The objective is to evaluate the efficacy of galantamine when a slow titration regimen is employed in Thai Alzheimer's disease (AD) patients with or without cerebrovascular disease and vascular dementia (VaD).
A 6-month, multicentre, open-label, uncontrolled trial was undertaken in 75 AD patients. Eligible patients received an initial galantamine dose of 8 mg/day and escalated over 5–8 weeks to maintenance doses of 16 or 24 mg/day. Primary efficacy measures were AD Assessment Scale-cognitive subscale (ADAS-cog) and the Clinician's Interview-Based Impression of Change-Plus version (CIBIC-plus). The Behavioural Pathology in AD Rating Scale (BEHAVE AD), the AD Cooperative Study Activities of Daily Living Inventory and Pittsburgh Sleep Quality Index were the secondary efficacy variables. Analyses were based on the intent-to-treat population.

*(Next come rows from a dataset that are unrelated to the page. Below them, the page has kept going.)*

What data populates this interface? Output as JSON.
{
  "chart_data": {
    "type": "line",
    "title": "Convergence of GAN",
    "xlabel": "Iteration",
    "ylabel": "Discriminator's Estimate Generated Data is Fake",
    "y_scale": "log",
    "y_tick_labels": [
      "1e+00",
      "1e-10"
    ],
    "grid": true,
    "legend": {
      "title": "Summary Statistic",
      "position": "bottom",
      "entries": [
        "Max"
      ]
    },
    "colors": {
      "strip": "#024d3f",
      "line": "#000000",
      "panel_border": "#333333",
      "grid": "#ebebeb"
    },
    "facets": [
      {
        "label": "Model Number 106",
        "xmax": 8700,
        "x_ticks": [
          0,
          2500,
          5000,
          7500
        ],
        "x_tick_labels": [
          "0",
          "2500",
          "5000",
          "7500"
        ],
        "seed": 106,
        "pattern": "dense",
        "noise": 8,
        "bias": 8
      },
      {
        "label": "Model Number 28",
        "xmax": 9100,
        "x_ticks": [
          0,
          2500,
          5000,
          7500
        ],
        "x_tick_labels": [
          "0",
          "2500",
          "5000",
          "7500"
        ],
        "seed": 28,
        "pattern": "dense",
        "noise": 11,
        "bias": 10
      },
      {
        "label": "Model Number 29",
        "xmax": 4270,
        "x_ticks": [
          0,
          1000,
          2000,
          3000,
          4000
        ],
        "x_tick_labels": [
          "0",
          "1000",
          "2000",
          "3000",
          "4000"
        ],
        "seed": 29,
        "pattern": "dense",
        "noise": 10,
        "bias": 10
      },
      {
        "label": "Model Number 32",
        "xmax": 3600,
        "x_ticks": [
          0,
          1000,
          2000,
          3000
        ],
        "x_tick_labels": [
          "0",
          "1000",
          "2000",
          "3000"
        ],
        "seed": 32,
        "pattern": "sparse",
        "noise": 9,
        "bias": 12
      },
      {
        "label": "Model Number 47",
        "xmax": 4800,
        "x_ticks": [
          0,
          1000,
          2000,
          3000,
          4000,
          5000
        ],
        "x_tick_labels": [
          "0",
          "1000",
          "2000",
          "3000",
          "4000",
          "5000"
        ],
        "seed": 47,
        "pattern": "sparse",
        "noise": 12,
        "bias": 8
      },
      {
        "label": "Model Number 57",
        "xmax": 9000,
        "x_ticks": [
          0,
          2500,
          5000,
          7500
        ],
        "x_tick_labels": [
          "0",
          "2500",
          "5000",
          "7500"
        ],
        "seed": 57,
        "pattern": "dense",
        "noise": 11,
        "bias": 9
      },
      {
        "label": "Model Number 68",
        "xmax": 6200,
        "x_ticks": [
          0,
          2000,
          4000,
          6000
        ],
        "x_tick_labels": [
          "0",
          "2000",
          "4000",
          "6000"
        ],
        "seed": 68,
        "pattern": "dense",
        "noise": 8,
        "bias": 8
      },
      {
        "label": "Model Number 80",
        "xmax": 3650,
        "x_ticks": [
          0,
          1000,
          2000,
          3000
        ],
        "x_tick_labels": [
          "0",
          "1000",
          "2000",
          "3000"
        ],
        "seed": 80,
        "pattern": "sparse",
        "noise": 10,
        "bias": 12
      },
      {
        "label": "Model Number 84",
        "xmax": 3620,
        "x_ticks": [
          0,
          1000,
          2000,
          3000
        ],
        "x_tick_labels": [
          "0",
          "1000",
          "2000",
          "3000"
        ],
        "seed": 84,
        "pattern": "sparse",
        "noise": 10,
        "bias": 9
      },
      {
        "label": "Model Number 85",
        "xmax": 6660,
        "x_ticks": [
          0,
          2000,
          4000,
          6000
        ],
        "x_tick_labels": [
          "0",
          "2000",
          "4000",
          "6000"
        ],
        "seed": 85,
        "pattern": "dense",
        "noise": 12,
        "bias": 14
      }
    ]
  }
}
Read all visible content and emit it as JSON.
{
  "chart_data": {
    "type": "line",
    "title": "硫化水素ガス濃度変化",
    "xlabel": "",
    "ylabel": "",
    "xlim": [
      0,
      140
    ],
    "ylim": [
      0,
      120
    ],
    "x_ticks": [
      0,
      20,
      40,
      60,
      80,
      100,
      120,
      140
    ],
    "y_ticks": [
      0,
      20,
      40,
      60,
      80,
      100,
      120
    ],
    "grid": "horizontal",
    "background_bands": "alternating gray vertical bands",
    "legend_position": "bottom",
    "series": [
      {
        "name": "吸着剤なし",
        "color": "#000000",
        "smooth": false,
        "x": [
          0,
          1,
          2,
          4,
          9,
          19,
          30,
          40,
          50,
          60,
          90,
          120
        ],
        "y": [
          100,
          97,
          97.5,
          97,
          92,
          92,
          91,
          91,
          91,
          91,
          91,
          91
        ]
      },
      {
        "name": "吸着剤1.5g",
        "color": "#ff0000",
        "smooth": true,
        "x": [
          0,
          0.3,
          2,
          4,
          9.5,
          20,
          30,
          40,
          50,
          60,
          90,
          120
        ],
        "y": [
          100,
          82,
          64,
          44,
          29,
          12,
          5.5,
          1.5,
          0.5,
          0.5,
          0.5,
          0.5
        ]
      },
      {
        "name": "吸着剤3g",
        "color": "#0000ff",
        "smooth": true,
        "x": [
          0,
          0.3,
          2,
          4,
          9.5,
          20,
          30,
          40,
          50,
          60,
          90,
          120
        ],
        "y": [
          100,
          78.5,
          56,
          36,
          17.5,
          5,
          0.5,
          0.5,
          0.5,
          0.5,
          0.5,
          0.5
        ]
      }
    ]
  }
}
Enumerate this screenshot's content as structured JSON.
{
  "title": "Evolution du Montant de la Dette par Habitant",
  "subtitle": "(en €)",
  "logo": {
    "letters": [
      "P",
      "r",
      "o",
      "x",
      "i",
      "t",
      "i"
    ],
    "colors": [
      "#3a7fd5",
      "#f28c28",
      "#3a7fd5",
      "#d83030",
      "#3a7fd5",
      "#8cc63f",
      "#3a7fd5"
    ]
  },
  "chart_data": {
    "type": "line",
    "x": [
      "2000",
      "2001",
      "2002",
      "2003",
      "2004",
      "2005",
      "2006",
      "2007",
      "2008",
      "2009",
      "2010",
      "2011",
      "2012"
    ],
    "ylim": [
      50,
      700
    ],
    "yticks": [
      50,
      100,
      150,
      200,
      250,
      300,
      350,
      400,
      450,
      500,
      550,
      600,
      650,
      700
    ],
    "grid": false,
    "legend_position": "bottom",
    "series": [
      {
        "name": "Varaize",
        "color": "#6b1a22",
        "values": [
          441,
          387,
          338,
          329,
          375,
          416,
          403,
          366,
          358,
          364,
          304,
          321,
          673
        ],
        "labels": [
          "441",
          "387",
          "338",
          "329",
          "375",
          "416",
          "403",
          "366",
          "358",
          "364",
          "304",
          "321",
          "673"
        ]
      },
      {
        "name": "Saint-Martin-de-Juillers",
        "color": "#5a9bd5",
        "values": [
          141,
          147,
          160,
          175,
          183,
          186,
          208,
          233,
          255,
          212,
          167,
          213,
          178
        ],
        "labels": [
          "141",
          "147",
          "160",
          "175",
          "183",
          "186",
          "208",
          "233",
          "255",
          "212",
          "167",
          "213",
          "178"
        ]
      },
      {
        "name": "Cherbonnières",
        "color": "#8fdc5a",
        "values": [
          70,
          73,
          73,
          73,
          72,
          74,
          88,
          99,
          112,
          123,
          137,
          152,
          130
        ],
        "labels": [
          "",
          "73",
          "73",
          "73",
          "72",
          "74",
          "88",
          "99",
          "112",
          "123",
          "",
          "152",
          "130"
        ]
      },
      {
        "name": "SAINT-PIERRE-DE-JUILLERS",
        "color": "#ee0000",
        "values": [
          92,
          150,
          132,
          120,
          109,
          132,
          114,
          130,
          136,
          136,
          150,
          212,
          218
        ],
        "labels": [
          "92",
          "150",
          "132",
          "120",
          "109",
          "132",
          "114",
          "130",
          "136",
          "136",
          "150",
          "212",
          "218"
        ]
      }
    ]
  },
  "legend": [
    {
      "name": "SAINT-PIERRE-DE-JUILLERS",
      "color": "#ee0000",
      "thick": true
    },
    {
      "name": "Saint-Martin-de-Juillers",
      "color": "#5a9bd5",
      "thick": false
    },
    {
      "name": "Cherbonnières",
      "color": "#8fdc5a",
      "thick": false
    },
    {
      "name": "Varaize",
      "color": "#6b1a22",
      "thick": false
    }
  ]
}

Treatment with galantamine showed significant improvement in cognition on the ADAS-cog and CIBIC-plus at month 6. Galantamine showed favourable effects on activities of daily living. Behavioural symptoms and sleep quality were also significantly improved (p < 0.05). Galantamine was well tolerated. The adverse events were mild-to-moderate intensity. The most frequent adverse events commonly reported were nausea (16.4%), dizziness (9.6%) and vomiting (6.8%).
The results of this study may be consistent with galantamine being an effective and safe treatment for mild-to-moderate AD patients with or without cerebrovascular disease and VaD. Flexible dose escalation of galantamine was well tolerated. The daily maintenance dose of galantamine was 16 mg/day, followed by a back up dose of 24 mg/day.